One motorcycle is never enough! So, I’ve now added this 2008 Honda CBF600SA to the garage.
My BMW GS800 Adventure has been working out well for solo rides and for longer trips, and will continue to serve me well in that regard. But it is not particularly well suited for day-trips with a pillion passenger, due to the height and weight of the bike. When Bev told me that she would like to join me on my rides, I decided to find a bike that she’d be more comfortable on.
When I undertook rider training in the UK and subsequently passed my Direct Access Scheme motorcycle test, I did so riding a Honda CBF600. I was impressed with the training school’s CBF and found it to be a very capable bike that was easy to ride. Most of my previous bikes have been Hondas so, when I began to think of buying a second bike, the CBF600 seemed like a good starting point.
It turns out that the CBF600 is a popular bike in Portugal. When I looked online for listings of used bikes, I found 26 CBF600 listed for sale. I narrowed the list down to the fuel-injected model that came out in 2007 and there were still about a dozen listed. I went to look at three bikes at various dealers before I went to see this one – a private sale by an owner who lived near to Lisbon, necessitating a long ride to go see it. Despite being a bit older than I wanted and having fairly high mileage (78,000), it was clear that the bike had been kept in excellent condition. I agreed to buy it and headed home. I returned a few days later, on the train, so that we could finalise the sale and change over the registration into my name. Then I rode the bike home.
As well as being well looked-after, the bike also had some after-market extras. These included a Bagster leather tank cover; a Givi high windshield; Sellerie seat; USB socket; gear change indicator; Givi top case and side mounts that can take Givi panniers; and Puig mushroom frame protectors.
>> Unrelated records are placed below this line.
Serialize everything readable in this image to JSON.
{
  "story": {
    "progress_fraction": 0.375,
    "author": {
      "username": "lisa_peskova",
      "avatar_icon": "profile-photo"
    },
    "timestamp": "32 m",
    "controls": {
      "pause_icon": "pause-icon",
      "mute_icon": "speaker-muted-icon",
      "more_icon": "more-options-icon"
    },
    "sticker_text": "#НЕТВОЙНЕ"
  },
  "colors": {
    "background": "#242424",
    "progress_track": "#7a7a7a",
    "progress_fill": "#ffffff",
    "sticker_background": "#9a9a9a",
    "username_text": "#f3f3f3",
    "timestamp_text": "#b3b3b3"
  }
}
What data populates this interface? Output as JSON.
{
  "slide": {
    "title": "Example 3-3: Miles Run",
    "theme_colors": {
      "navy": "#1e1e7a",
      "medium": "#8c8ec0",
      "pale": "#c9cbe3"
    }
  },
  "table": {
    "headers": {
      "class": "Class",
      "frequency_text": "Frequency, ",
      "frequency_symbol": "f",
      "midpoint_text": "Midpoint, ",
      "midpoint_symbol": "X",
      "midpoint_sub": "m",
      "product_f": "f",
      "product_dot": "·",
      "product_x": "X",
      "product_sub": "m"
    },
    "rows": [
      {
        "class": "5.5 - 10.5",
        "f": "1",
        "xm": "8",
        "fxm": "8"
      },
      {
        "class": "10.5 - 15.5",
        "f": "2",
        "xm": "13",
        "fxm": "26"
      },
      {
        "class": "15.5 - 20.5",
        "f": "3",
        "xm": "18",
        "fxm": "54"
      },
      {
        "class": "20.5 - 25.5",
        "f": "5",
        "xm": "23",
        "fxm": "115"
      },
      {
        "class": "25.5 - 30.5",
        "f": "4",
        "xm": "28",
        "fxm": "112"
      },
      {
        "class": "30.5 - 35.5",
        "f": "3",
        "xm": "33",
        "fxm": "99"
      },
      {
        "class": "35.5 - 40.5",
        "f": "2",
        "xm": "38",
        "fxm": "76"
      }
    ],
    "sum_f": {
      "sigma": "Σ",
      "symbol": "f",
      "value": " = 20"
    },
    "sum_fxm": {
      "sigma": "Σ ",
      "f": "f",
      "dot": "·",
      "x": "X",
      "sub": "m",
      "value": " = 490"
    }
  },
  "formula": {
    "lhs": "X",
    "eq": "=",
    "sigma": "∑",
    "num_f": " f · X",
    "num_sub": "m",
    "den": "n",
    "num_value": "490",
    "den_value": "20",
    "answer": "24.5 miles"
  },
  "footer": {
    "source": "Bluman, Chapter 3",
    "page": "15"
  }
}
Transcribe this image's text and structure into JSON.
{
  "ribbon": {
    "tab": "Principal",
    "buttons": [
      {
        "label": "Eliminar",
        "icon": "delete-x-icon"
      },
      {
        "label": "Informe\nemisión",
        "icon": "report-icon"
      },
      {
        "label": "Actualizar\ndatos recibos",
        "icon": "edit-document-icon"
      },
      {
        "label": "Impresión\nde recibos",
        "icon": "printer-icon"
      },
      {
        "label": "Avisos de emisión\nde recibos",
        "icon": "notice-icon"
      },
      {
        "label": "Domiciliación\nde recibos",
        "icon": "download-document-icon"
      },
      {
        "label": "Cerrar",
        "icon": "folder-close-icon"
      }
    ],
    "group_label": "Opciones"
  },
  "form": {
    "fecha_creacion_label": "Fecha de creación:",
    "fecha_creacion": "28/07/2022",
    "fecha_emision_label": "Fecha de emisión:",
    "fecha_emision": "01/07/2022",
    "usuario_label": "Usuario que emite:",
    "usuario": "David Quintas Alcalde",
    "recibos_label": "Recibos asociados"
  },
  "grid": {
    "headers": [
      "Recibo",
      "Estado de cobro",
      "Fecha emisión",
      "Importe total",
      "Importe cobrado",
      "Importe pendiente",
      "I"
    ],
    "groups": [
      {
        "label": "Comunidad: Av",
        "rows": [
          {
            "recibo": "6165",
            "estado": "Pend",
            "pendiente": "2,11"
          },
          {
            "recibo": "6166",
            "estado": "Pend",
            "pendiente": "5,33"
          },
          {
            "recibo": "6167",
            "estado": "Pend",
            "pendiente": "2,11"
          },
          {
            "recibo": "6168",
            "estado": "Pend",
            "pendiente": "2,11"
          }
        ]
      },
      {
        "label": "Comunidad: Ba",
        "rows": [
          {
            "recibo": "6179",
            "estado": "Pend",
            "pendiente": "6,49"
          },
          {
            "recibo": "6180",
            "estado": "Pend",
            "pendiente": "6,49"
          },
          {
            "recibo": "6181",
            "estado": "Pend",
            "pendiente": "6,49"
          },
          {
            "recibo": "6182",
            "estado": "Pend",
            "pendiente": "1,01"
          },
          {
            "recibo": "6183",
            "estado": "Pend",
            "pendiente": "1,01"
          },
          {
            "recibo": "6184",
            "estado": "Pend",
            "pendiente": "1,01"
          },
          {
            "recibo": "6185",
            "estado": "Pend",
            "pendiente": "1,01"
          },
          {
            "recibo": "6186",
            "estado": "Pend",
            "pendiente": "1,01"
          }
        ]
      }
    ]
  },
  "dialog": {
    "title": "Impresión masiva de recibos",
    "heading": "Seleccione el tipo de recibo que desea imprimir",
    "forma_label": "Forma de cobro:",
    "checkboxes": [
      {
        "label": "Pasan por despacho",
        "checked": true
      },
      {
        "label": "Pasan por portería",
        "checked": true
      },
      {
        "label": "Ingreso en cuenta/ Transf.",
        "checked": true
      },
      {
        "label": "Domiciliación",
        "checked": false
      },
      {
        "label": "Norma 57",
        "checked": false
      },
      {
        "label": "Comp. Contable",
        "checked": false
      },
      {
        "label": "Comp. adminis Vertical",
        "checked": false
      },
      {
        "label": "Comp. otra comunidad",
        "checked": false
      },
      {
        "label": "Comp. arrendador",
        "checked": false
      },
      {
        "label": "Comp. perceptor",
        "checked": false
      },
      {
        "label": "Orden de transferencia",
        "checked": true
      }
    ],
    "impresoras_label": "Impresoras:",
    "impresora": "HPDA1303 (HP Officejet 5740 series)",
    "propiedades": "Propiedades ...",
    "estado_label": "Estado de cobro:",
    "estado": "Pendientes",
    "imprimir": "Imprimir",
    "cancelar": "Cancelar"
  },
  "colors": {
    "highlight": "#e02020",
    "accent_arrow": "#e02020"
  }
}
Since buying the bike, I’ve made a few adjustments myself. The first task was to buy an additional mount for my TomTom navigator, together with a RAM mount, so that I can transfer the TomTom back and forth between bikes, depending on which one I’m using at the time. I also discovered that whilst the Givi screen is taller than the stock model, it is still not tall enough for a rider of my height. At highway speeds of 120kph, my head was getting buffeted by the wind. I ordered a Givi Shield+ deflector and, now that is attached to the windshield, the buffeting problem has been eliminated. Similarly, whilst the bike was fitted with an after-market Sellerie seat, it wasn’t very comfortable after an hour or more in the saddle. I had an upholsterer insert gel pads into the seat but that hasn’t helped much. So, the most recent adjustment has been to buy a previously-owned Shad seat, in the hope that it provides the desired level of comfort. We now need to do another long ride to assess its comfort.
The bike is already proving to be very capable. It feels much smaller than the GS800, but when the throttle is cranked, she’s got plenty of power to get up and go. Just as I found with the training school bike, it is very easy to handle. I think it is going to make an excellent day-tourer that will provide a lot of fun along the way.